Lieber wie eine Trauerweide in den sonnigen Sommerhimmel ragen. Was mussten wir nicht alles erleiden, platzmachen für graue Rennpisten mit ihren alkoholfreien Sleepingzones, lukrativen, familienfreundlichen Eventworlds, Shoppingcenters, Flughäfen mit relaxter Atmosphäre animierend zum Nichtstun, Wolkenkratzer mit stimulierend, trendiger Betriebsamkeit und erlebnisgarantierenden Hotels für Wellness- und Weiterbildungskuren. Haben wir nicht alles getan, damit ihr ein- und ausatmen könnt? Unter unseren grünen Blätter lieben und Nüsse kauen dürft?

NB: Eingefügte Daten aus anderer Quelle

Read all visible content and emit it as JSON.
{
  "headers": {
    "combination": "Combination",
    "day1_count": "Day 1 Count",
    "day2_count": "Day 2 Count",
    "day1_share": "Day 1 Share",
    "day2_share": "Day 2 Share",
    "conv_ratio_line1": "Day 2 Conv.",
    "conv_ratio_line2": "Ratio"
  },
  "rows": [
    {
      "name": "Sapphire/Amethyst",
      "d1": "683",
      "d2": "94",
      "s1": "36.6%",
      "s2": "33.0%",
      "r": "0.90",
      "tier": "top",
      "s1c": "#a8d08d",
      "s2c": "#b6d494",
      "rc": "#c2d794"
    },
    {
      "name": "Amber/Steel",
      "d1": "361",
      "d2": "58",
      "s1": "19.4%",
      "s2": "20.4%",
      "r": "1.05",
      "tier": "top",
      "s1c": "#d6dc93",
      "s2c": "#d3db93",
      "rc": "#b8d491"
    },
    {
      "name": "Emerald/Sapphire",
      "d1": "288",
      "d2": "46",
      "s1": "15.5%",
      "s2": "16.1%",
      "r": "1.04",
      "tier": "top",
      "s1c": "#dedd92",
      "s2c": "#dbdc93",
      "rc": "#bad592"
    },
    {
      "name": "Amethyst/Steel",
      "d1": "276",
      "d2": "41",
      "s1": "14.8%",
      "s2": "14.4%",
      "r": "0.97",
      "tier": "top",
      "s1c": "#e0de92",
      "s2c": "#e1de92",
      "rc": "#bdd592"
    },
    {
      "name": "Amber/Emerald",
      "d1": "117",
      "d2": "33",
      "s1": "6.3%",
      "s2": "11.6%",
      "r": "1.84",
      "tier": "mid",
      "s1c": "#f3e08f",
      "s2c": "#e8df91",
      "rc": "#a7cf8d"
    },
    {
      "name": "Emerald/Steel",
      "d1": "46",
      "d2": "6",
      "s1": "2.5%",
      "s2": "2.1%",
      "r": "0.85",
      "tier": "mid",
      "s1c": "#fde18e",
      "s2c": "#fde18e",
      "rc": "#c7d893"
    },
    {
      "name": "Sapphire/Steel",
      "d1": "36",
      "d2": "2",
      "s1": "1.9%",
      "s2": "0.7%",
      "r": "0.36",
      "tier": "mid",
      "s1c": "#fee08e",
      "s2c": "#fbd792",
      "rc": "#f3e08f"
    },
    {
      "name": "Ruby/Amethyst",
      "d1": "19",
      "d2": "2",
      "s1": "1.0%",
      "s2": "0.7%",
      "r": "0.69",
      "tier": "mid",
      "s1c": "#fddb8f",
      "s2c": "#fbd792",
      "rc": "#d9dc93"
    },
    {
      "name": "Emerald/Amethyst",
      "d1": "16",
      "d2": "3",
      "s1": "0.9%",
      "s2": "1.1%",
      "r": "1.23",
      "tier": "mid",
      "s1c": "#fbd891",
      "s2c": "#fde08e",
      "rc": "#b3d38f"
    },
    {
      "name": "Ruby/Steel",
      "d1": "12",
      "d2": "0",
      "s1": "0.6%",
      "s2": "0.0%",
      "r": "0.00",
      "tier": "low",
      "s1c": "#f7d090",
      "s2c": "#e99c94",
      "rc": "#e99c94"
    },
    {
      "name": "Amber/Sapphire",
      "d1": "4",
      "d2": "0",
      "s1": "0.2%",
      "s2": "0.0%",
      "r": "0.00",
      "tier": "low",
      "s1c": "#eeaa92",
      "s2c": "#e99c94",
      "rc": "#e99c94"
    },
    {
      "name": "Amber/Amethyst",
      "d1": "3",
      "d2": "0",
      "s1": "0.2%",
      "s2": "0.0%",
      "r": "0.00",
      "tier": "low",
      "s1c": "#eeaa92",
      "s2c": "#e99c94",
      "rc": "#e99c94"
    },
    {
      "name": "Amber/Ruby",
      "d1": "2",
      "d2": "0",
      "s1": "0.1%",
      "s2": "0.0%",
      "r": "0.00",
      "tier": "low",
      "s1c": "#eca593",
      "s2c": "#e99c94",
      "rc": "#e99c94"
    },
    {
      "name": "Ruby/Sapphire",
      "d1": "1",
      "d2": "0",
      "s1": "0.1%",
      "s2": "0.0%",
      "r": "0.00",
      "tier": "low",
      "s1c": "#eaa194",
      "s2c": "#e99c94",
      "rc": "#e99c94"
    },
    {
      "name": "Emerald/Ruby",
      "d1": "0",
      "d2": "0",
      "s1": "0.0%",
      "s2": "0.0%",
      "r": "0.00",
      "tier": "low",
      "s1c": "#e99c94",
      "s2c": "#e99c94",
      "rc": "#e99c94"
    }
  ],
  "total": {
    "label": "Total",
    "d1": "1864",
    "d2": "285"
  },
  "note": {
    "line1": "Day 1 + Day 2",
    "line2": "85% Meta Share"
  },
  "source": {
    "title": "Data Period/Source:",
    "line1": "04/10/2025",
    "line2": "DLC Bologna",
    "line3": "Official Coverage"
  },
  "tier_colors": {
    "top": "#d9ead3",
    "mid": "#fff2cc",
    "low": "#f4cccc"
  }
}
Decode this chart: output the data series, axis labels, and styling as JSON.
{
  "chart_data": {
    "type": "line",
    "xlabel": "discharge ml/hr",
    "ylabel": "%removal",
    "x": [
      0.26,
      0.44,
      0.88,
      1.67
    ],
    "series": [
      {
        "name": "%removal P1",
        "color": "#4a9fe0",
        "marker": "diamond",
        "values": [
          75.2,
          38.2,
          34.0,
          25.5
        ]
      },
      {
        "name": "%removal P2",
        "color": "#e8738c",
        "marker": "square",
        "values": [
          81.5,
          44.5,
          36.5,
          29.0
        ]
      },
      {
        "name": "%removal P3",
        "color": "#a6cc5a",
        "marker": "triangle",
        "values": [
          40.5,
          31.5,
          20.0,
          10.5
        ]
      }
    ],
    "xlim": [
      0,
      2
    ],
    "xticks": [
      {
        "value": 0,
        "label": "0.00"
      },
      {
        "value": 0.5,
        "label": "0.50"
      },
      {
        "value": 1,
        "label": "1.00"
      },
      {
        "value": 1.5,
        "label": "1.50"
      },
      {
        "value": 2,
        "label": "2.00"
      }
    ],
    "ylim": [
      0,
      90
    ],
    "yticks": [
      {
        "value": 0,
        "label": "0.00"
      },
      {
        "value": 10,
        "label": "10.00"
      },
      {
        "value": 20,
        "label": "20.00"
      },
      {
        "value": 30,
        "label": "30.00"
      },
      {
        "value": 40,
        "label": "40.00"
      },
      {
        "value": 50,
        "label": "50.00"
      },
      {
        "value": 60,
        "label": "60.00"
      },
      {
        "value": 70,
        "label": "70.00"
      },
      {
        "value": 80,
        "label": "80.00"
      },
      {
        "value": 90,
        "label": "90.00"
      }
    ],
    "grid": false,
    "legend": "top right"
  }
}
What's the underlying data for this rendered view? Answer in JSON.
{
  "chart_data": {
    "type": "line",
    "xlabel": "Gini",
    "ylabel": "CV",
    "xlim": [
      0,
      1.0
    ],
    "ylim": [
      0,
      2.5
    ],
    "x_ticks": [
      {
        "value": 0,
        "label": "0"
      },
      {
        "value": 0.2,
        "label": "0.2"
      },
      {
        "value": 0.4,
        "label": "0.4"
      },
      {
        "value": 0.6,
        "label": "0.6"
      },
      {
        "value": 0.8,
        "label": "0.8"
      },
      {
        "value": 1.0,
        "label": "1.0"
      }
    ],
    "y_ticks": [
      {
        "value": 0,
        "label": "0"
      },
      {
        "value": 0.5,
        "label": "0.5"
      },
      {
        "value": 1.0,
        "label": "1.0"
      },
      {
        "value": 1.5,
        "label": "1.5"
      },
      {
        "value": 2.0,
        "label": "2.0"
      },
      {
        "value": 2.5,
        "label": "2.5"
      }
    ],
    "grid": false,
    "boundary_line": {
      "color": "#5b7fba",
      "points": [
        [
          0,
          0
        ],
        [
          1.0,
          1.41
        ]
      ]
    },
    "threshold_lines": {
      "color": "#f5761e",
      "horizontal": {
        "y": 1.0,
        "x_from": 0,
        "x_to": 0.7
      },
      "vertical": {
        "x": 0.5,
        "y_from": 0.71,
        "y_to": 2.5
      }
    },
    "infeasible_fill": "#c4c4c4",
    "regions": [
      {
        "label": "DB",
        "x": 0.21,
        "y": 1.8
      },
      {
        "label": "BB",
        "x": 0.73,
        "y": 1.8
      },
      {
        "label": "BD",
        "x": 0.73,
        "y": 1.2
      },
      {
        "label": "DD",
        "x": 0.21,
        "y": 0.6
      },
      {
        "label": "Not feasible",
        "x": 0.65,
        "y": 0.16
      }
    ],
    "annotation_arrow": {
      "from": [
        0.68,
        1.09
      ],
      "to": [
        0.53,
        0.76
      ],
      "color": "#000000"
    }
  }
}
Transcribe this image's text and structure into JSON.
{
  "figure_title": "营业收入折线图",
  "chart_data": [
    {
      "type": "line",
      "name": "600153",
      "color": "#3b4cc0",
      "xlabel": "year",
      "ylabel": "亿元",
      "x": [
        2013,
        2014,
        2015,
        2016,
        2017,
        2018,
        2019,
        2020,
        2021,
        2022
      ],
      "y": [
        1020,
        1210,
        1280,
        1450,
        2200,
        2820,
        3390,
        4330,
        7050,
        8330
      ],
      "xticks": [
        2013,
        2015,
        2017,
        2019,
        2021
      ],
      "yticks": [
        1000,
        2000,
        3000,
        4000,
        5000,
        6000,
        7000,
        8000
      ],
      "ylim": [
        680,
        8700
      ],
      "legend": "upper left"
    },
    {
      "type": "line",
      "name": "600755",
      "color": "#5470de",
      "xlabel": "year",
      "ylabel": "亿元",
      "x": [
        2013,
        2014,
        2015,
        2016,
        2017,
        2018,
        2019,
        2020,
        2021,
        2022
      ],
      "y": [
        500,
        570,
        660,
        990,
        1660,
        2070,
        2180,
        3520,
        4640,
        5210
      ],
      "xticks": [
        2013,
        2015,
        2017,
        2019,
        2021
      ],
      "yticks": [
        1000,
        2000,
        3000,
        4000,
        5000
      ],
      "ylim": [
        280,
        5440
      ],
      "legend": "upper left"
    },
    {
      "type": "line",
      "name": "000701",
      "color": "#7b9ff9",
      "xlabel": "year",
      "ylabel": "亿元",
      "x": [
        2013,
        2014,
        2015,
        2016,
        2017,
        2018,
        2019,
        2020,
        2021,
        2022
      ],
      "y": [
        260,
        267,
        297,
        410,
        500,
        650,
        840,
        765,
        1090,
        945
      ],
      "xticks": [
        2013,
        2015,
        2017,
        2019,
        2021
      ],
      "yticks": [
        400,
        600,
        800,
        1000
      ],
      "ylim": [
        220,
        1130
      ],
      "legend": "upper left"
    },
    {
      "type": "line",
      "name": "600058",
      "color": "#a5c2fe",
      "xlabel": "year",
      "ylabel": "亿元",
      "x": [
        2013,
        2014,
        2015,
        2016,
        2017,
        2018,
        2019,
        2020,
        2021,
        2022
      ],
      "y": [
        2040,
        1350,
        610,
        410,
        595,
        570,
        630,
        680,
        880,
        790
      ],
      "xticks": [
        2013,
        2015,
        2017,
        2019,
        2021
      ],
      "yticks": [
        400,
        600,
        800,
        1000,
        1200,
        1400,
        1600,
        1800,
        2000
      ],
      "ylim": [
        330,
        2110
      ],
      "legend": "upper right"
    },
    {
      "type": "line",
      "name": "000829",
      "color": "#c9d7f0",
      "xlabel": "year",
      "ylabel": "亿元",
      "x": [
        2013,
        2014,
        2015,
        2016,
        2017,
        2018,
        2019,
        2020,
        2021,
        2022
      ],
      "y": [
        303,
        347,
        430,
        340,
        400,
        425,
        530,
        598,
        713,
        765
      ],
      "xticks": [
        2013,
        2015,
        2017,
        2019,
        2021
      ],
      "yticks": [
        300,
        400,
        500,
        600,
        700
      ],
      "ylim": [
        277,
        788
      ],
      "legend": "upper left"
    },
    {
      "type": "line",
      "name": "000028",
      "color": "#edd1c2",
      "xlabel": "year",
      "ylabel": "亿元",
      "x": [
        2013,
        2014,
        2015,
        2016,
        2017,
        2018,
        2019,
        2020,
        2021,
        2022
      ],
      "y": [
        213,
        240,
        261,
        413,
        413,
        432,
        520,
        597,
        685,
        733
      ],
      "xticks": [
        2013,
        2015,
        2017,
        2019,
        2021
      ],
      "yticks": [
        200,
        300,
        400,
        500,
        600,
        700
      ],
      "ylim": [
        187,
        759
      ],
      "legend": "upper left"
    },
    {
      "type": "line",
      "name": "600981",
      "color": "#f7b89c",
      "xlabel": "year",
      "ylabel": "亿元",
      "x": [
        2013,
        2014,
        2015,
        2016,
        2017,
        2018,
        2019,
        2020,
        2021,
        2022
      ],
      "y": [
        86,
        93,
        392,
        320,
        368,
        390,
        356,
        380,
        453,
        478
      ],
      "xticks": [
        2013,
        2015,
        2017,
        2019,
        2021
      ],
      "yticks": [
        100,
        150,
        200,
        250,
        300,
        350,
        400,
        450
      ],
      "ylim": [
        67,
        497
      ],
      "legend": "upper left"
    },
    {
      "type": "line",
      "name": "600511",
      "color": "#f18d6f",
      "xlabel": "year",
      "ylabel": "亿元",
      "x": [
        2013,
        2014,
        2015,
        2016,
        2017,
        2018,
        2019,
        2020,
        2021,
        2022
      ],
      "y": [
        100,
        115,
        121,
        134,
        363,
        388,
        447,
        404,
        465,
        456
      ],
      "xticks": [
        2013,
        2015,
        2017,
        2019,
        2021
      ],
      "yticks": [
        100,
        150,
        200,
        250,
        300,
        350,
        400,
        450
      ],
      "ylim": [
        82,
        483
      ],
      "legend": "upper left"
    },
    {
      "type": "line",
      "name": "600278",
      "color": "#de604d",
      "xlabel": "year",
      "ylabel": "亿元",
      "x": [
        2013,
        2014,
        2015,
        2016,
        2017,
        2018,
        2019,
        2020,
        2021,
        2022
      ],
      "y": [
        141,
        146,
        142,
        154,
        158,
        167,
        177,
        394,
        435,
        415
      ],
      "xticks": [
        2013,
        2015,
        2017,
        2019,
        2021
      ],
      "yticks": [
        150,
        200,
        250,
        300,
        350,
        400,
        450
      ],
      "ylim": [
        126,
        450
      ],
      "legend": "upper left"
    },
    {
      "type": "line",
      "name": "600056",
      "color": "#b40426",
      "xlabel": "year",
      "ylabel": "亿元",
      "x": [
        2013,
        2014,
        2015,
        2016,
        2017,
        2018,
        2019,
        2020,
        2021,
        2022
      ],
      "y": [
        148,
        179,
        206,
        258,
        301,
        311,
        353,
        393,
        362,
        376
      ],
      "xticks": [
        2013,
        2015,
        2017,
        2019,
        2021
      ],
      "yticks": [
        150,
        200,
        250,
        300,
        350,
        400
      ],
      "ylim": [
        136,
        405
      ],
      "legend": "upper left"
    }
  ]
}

Wir stehen im Weg, wenn ihr mit hoher Geschwindigkeit um die Kurve rast. Nur gut, dass mancher von uns frühzeitig durch den Borkenkäfer erlöst wurde. Ich habe Angst. Wir können nicht davonrennen und ihr nennt euch Menschen! Wir wachsen nicht so schnell wie ihr uns umbringt und zum Schluss tauft unseren Baumstrunk nur noch der saure Regen. Wie stellt ihr euch ein Leben ohne uns vor? Ist euch bewusst, dass ihr ohne uns keine Chance habt? Seid ihr solche Ignoranten? Sogar vom plastikbunten Weihnachtsbaum lässt ihr euch teuschen. Feiert weiterhin den 1. August und deckt euch ein mit Edelhölzern, die Globalisierungsfreunde werden es ewig danken. Die alte Buche hat mir erzählt, der Mensch lebe nur kurz, hat das Gold entdeckt und lässt sich nun hedonistisch überall hintreiben. Zum Teil habe ich Verständnis mit diesen Kreaturen mit ihrem Willen, aber dass sie nur kurzsichtig, betrugsbewusst an Morgen denken, verzeihe ich ihnen nie.
Da lobe ich mir die Fluten, den Sand, Lawinen die uns bedrohen, erdbebenähnlich verschlingen oder Tiere die uns missbrauchen. Nur die eisernen Tannen, welche in den Bergen schützend verbauen, rauschen noch ein letztes Mal. Wenn wir nur alle so tapfer wären. Ich wünsche mir nicht als Forsthaus im tiefen Wald zu enden. Dann doch lieber als Schrank bei Prince Charles, da wird man täglich poliert und veredelt. Im Moment brunzen mich die Hunde reudig gerne an. Eichhörnchen jagen vorbei und der Specht klopft treu stundenlang. Im Frühling bin ich immernoch stolz auf meine Knospen.
Die Nachbarin ist fein und zart, biegsam wie eine Espe. Ich versuche sie mit meinem starken Stamm zu beeindrucken, sie aber kreuzt die Wurzeln und versteckt sich unter ihrem zittrigen Laub. Ich bin glücklich, dass sie nicht wegrennen kann. Vorläufig beschütze ich sie ehrenhaft. Nur unsere Aeste berühren sich im Wind und die Spatzen verkünden unsere Liebe. Wir brauchen nicht zu heiraten. Wir bleiben zusammen bis der Mensch uns absägt. Ich bin eine hohe Fichte und werden noch lange fechten oder waren da nicht gestern diese uniformierten Typen, die mich begrabschten und mit weisser Kreide ein Kreuz auf meine runzlige Rinde machten?